Eine schweigsame Frau soll her – möglichst jung und folgsam. Die schüchterne „Timidia“ scheint genau zu passen, doch in Wahrheit ist sie die verkleidete Ehefrau des enterbten Neffen, die dem Alten eine Lektion erteilen soll. Die Geschichte nach einer englischen Komödie aus dem 17. Jh. hat es mehrfach auf die Opernbühne geschafft. Deutlich bekannter als Straussens Version ist Donizettis „Don Pasquale“. Zweigs Libretto hat mehr Tiefgang, aber auch mehr Längen. Eine spritzige Komödie ist es nicht.

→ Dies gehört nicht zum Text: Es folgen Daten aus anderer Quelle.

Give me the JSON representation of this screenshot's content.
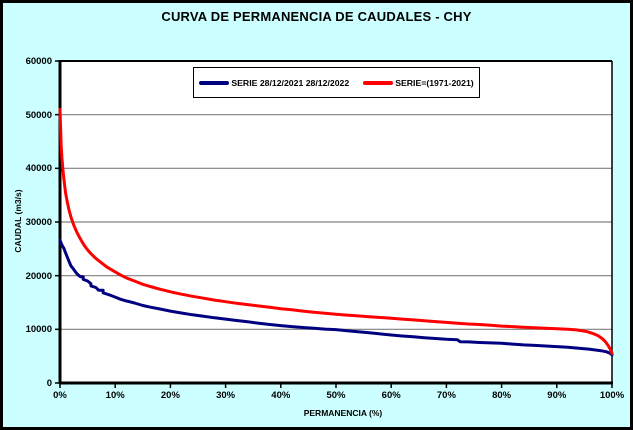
{
  "window": {
    "background_color": "#CCFFFF",
    "border_color": "#000000",
    "plot_background_color": "#FFFFFF",
    "gridline_color": "#808080"
  },
  "title": "CURVA DE PERMANENCIA DE CAUDALES - CHY",
  "legend": {
    "items": [
      {
        "label": "SERIE 28/12/2021 28/12/2022",
        "color": "#000080"
      },
      {
        "label": "SERIE=(1971-2021)",
        "color": "#FF0000"
      }
    ]
  },
  "axes": {
    "x_title": "PERMANENCIA (%)",
    "y_title": "CAUDAL (m3/s)"
  },
  "chart_data": {
    "type": "line",
    "title": "CURVA DE PERMANENCIA DE CAUDALES - CHY",
    "xlabel": "PERMANENCIA (%)",
    "ylabel": "CAUDAL (m3/s)",
    "xlim": [
      0,
      100
    ],
    "ylim": [
      0,
      60000
    ],
    "grid": "horizontal",
    "legend_position": "top-inside",
    "x_ticks": [
      "0%",
      "10%",
      "20%",
      "30%",
      "40%",
      "50%",
      "60%",
      "70%",
      "80%",
      "90%",
      "100%"
    ],
    "x_tick_values": [
      0,
      10,
      20,
      30,
      40,
      50,
      60,
      70,
      80,
      90,
      100
    ],
    "y_ticks": [
      "0",
      "10000",
      "20000",
      "30000",
      "40000",
      "50000",
      "60000"
    ],
    "y_tick_values": [
      0,
      10000,
      20000,
      30000,
      40000,
      50000,
      60000
    ],
    "series": [
      {
        "name": "SERIE 28/12/2021 28/12/2022",
        "color": "#000080",
        "width": 3,
        "points": [
          [
            0,
            26600
          ],
          [
            0.2,
            26100
          ],
          [
            0.4,
            25600
          ],
          [
            0.7,
            25100
          ],
          [
            1,
            24300
          ],
          [
            1.3,
            23500
          ],
          [
            1.7,
            22500
          ],
          [
            2,
            21800
          ],
          [
            2.4,
            21300
          ],
          [
            2.8,
            20700
          ],
          [
            3.2,
            20200
          ],
          [
            3.7,
            19800
          ],
          [
            4.2,
            19800
          ],
          [
            4.2,
            19300
          ],
          [
            5,
            19000
          ],
          [
            5.6,
            18500
          ],
          [
            5.6,
            18100
          ],
          [
            6.5,
            17800
          ],
          [
            7,
            17300
          ],
          [
            7.8,
            17300
          ],
          [
            7.8,
            16800
          ],
          [
            9,
            16400
          ],
          [
            10,
            16000
          ],
          [
            11,
            15600
          ],
          [
            12,
            15300
          ],
          [
            13.5,
            14900
          ],
          [
            15,
            14450
          ],
          [
            16.5,
            14100
          ],
          [
            18,
            13800
          ],
          [
            20,
            13400
          ],
          [
            22,
            13050
          ],
          [
            24,
            12700
          ],
          [
            26,
            12450
          ],
          [
            28,
            12150
          ],
          [
            30,
            11900
          ],
          [
            32,
            11650
          ],
          [
            34,
            11400
          ],
          [
            36,
            11150
          ],
          [
            38,
            10900
          ],
          [
            40,
            10700
          ],
          [
            42,
            10500
          ],
          [
            44,
            10350
          ],
          [
            46,
            10200
          ],
          [
            48,
            10050
          ],
          [
            50,
            9950
          ],
          [
            52,
            9750
          ],
          [
            54,
            9550
          ],
          [
            56,
            9350
          ],
          [
            58,
            9150
          ],
          [
            60,
            8950
          ],
          [
            62,
            8750
          ],
          [
            64,
            8600
          ],
          [
            66,
            8450
          ],
          [
            68,
            8300
          ],
          [
            70,
            8150
          ],
          [
            72,
            8050
          ],
          [
            72.5,
            7700
          ],
          [
            74,
            7650
          ],
          [
            76,
            7550
          ],
          [
            78,
            7480
          ],
          [
            80,
            7400
          ],
          [
            82,
            7250
          ],
          [
            84,
            7100
          ],
          [
            86,
            7000
          ],
          [
            88,
            6900
          ],
          [
            90,
            6780
          ],
          [
            92,
            6650
          ],
          [
            94,
            6470
          ],
          [
            96,
            6280
          ],
          [
            98,
            6020
          ],
          [
            99,
            5820
          ],
          [
            99.6,
            5580
          ],
          [
            100,
            5250
          ]
        ]
      },
      {
        "name": "SERIE=(1971-2021)",
        "color": "#FF0000",
        "width": 3,
        "points": [
          [
            0,
            51000
          ],
          [
            0.1,
            47500
          ],
          [
            0.2,
            44500
          ],
          [
            0.35,
            42000
          ],
          [
            0.5,
            40000
          ],
          [
            0.7,
            38000
          ],
          [
            1,
            35500
          ],
          [
            1.3,
            33800
          ],
          [
            1.6,
            32400
          ],
          [
            2,
            30900
          ],
          [
            2.5,
            29400
          ],
          [
            3,
            28200
          ],
          [
            3.5,
            27200
          ],
          [
            4,
            26300
          ],
          [
            4.5,
            25500
          ],
          [
            5,
            24800
          ],
          [
            5.5,
            24200
          ],
          [
            6,
            23700
          ],
          [
            6.5,
            23200
          ],
          [
            7,
            22800
          ],
          [
            7.5,
            22400
          ],
          [
            8,
            22000
          ],
          [
            8.5,
            21600
          ],
          [
            9,
            21300
          ],
          [
            9.5,
            21000
          ],
          [
            10,
            20700
          ],
          [
            11,
            20100
          ],
          [
            12,
            19600
          ],
          [
            13,
            19200
          ],
          [
            14,
            18800
          ],
          [
            15,
            18400
          ],
          [
            16,
            18100
          ],
          [
            17,
            17800
          ],
          [
            18,
            17500
          ],
          [
            19,
            17250
          ],
          [
            20,
            17000
          ],
          [
            22,
            16550
          ],
          [
            24,
            16150
          ],
          [
            26,
            15800
          ],
          [
            28,
            15450
          ],
          [
            30,
            15150
          ],
          [
            32,
            14850
          ],
          [
            34,
            14600
          ],
          [
            36,
            14350
          ],
          [
            38,
            14100
          ],
          [
            40,
            13850
          ],
          [
            42,
            13650
          ],
          [
            44,
            13400
          ],
          [
            46,
            13200
          ],
          [
            48,
            13000
          ],
          [
            50,
            12800
          ],
          [
            52,
            12650
          ],
          [
            54,
            12500
          ],
          [
            56,
            12350
          ],
          [
            58,
            12200
          ],
          [
            60,
            12050
          ],
          [
            62,
            11900
          ],
          [
            64,
            11750
          ],
          [
            66,
            11600
          ],
          [
            68,
            11450
          ],
          [
            70,
            11300
          ],
          [
            72,
            11150
          ],
          [
            74,
            11000
          ],
          [
            76,
            10900
          ],
          [
            78,
            10750
          ],
          [
            80,
            10600
          ],
          [
            82,
            10500
          ],
          [
            84,
            10400
          ],
          [
            86,
            10300
          ],
          [
            88,
            10200
          ],
          [
            90,
            10100
          ],
          [
            92,
            10000
          ],
          [
            93.5,
            9900
          ],
          [
            94.5,
            9750
          ],
          [
            95.5,
            9550
          ],
          [
            96.5,
            9250
          ],
          [
            97.5,
            8800
          ],
          [
            98.2,
            8300
          ],
          [
            98.8,
            7700
          ],
          [
            99.3,
            7000
          ],
          [
            99.7,
            6300
          ],
          [
            100,
            5500
          ]
        ]
      }
    ]
  }
}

Vor allem Strauss-Fans dürfte die Essener Inszenierung locken, und die werden auch musikalisch nicht enttäuscht. Dirigent Martyn Brabbins leitet die Essener Philharmoniker mitunter mit leicht angezogener Handbremse. Das ist gut für einen differenzierten Klang und schont die Sänger, die solche Rücksichtnahme allerdings kaum nötig haben. Allen voran dominiert Franz Hawlata als alter Pirat den Abend. Eigentlich ist er viel zu cool und charismatisch, um als einfältiger Alter durchzugehen. Seine stimmliche und physische Präsenz ist enorm. Julia Bauer ist als vermeintlich „schweigsame Frau“ eine ebenbürtige Partnerin, die sehr schön zwischen der lammfrommem Timidia und der kratzbürstigen Aminta changiert.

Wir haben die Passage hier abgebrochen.